I found this recipe in Ina Garten’s, Barefoot Contessa Parties!, and decided to bake a gluten-free version and compare it with the regular version. The gluten-free dough is a bit harder to work with, lacking gluten, which gives it that nice elasticity. The GF version wasn’t as pretty, since it tended to crack while rolling into crescents. But when the family did a taste test, with both cookies side-by-side, no one could tell the difference! I use Jeanne, from The Art of Gluten-Free Baking‘s flour blend. I used the bottom of my 9″ springform pan for a visual, trimmed the overhanging bits and patched where needed. Spread the circle with jam and filling, lightly press filling into dough. I used the bottom of a measuring cup. Cut circle into 12 pieces, starting from the biggest end, roll wedge toward center, tucking under point.
I hope you enjoy the rugelach cookie recipe!
- 8 ounces cream cheese room temperature
- 8 ounces unsalted butter room temperature
- 1/4 cup sugar plus 9 tablespoons
- 1/4 teaspoon kosher salt
- 1 teaspoon vanilla extract
- 2 cups all-purpose flour or Gluten Free flour mix
- 1/4 cup light brown sugar packed
- 1 1/2 teaspoons ground cinnamon divided
- 1 cup walnuts finely chopped
- 1/2 cup apricot preserves pureed in a food processor
- 1 egg beaten with 1 tablespoon milk, for egg wash
Cream the cheese and the butter in the bowl of a mixer fitted with a paddle attachment until light. Add 1/4 cup granulated sugar, salt and vanilla. With mixer on low speed, add the flour and mix until just combined.

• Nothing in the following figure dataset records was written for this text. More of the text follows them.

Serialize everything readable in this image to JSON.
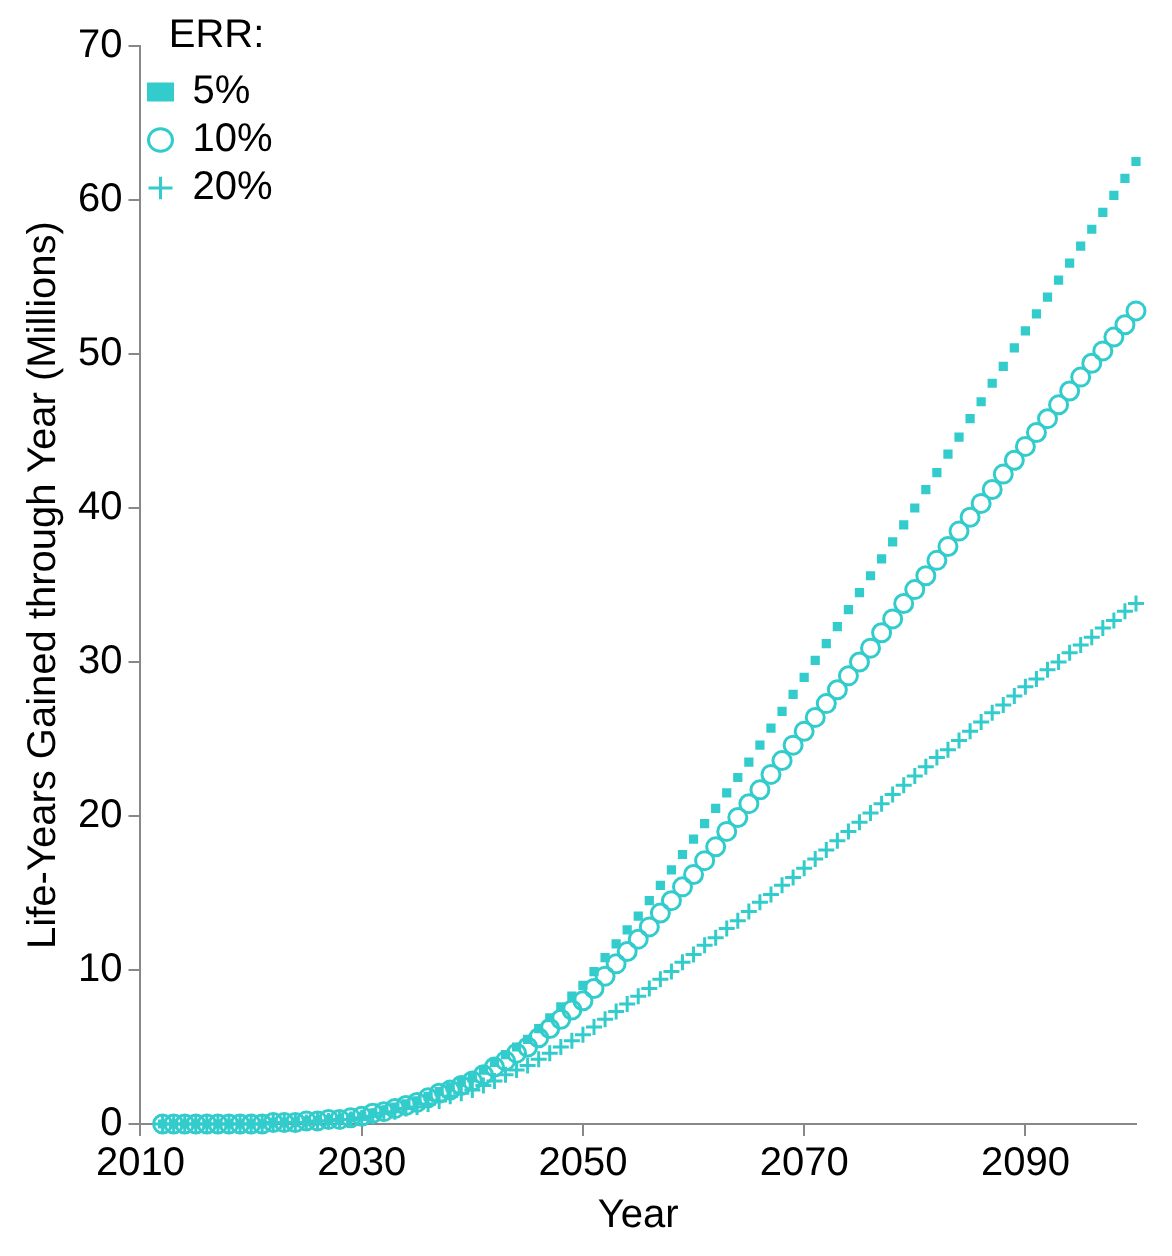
{
  "chart_data": {
    "type": "scatter",
    "xlabel": "Year",
    "ylabel": "Life-Years Gained through Year (Millions)",
    "legend_title": "ERR:",
    "legend": "top left",
    "grid": false,
    "xlim": [
      2010,
      2100
    ],
    "xticks": [
      2010,
      2030,
      2050,
      2070,
      2090
    ],
    "ylim": [
      0,
      70
    ],
    "yticks": [
      0,
      10,
      20,
      30,
      40,
      50,
      60,
      70
    ],
    "x": [
      2012,
      2013,
      2014,
      2015,
      2016,
      2017,
      2018,
      2019,
      2020,
      2021,
      2022,
      2023,
      2024,
      2025,
      2026,
      2027,
      2028,
      2029,
      2030,
      2031,
      2032,
      2033,
      2034,
      2035,
      2036,
      2037,
      2038,
      2039,
      2040,
      2041,
      2042,
      2043,
      2044,
      2045,
      2046,
      2047,
      2048,
      2049,
      2050,
      2051,
      2052,
      2053,
      2054,
      2055,
      2056,
      2057,
      2058,
      2059,
      2060,
      2061,
      2062,
      2063,
      2064,
      2065,
      2066,
      2067,
      2068,
      2069,
      2070,
      2071,
      2072,
      2073,
      2074,
      2075,
      2076,
      2077,
      2078,
      2079,
      2080,
      2081,
      2082,
      2083,
      2084,
      2085,
      2086,
      2087,
      2088,
      2089,
      2090,
      2091,
      2092,
      2093,
      2094,
      2095,
      2096,
      2097,
      2098,
      2099,
      2100
    ],
    "series": [
      {
        "name": "5%",
        "color": "#33cccc",
        "marker": "square",
        "values": [
          0,
          0,
          0,
          0,
          0,
          0,
          0,
          0,
          0,
          0,
          0.1,
          0.1,
          0.1,
          0.2,
          0.2,
          0.3,
          0.3,
          0.4,
          0.5,
          0.7,
          0.9,
          1.1,
          1.3,
          1.5,
          1.8,
          2.1,
          2.4,
          2.7,
          3,
          3.5,
          4,
          4.5,
          5,
          5.5,
          6.2,
          6.9,
          7.6,
          8.3,
          9,
          9.9,
          10.8,
          11.7,
          12.6,
          13.5,
          14.5,
          15.5,
          16.5,
          17.5,
          18.5,
          19.5,
          20.5,
          21.5,
          22.5,
          23.5,
          24.6,
          25.7,
          26.8,
          27.9,
          29,
          30.1,
          31.2,
          32.3,
          33.4,
          34.5,
          35.6,
          36.7,
          37.8,
          38.9,
          40,
          41.2,
          42.3,
          43.5,
          44.6,
          45.8,
          46.9,
          48.1,
          49.2,
          50.4,
          51.5,
          52.6,
          53.7,
          54.8,
          55.9,
          57,
          58.1,
          59.2,
          60.3,
          61.4,
          62.5
        ]
      },
      {
        "name": "10%",
        "color": "#33cccc",
        "marker": "circle",
        "values": [
          0,
          0,
          0,
          0,
          0,
          0,
          0,
          0,
          0,
          0,
          0.1,
          0.1,
          0.1,
          0.2,
          0.2,
          0.3,
          0.3,
          0.4,
          0.5,
          0.7,
          0.8,
          1,
          1.2,
          1.4,
          1.7,
          2,
          2.2,
          2.5,
          2.8,
          3.2,
          3.7,
          4.1,
          4.6,
          5,
          5.6,
          6.2,
          6.8,
          7.4,
          8,
          8.8,
          9.6,
          10.4,
          11.2,
          12,
          12.8,
          13.7,
          14.5,
          15.4,
          16.2,
          17.1,
          18,
          19,
          19.9,
          20.8,
          21.7,
          22.7,
          23.6,
          24.6,
          25.5,
          26.4,
          27.3,
          28.2,
          29.1,
          30,
          30.9,
          31.9,
          32.8,
          33.8,
          34.7,
          35.6,
          36.6,
          37.5,
          38.5,
          39.4,
          40.3,
          41.2,
          42.2,
          43.1,
          44,
          44.9,
          45.8,
          46.7,
          47.6,
          48.5,
          49.4,
          50.2,
          51.1,
          51.9,
          52.8
        ]
      },
      {
        "name": "20%",
        "color": "#33cccc",
        "marker": "cross",
        "values": [
          0,
          0,
          0,
          0,
          0,
          0,
          0,
          0,
          0,
          0,
          0.1,
          0.1,
          0.1,
          0.1,
          0.2,
          0.2,
          0.3,
          0.3,
          0.4,
          0.5,
          0.7,
          0.8,
          1,
          1.1,
          1.3,
          1.5,
          1.8,
          2,
          2.2,
          2.5,
          2.8,
          3.2,
          3.5,
          3.8,
          4.2,
          4.6,
          5,
          5.4,
          5.8,
          6.3,
          6.8,
          7.3,
          7.8,
          8.3,
          8.8,
          9.4,
          9.9,
          10.5,
          11,
          11.6,
          12.1,
          12.7,
          13.2,
          13.8,
          14.4,
          14.9,
          15.5,
          16,
          16.6,
          17.2,
          17.8,
          18.4,
          19,
          19.6,
          20.2,
          20.8,
          21.4,
          22,
          22.6,
          23.2,
          23.8,
          24.3,
          24.9,
          25.5,
          26.1,
          26.7,
          27.2,
          27.8,
          28.4,
          28.9,
          29.5,
          30,
          30.6,
          31.1,
          31.6,
          32.2,
          32.7,
          33.3,
          33.8
        ]
      }
    ]
  }
}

Dump the dough out onto a well-floured board and roll it into a ball. Cut into quarters, roll each into a flat disk. Wrap in plastic and refrigerate for 1 hour.
To make filling, combine 6 tablespoons sugar, brown sugar, 1/2 teaspoon cinnamon and walnuts in a small bowl.
On a well-floured board, roll each ball of dough into a 9-inch circle. Spread the dough with 2 tablespoons of apricot preserves and sprinkle with 1/2 cup of the filling. Press filling lightly into the dough.
Cut circle into 12 equal wedges. Starting with wide edge, roll up each wedge.
Place cookies, points tucked under, on a baking sheet lined with parchment or a silpat. Chill for 30 minutes.
Preheat the oven to 350 degrees F.
Brush each cookie with egg wash. Combine the remaining 3 tablespoons sugar and 1 teaspoon cinnamon and sprinkle on the cookies.
Bake for 15 to 20 minutes, until lightly browned. Remove to a wire rack and let cool.
You can freeze the cookies, unbaked, well wrapped. Defrost for 15 minutes on a cookie sheet before baking.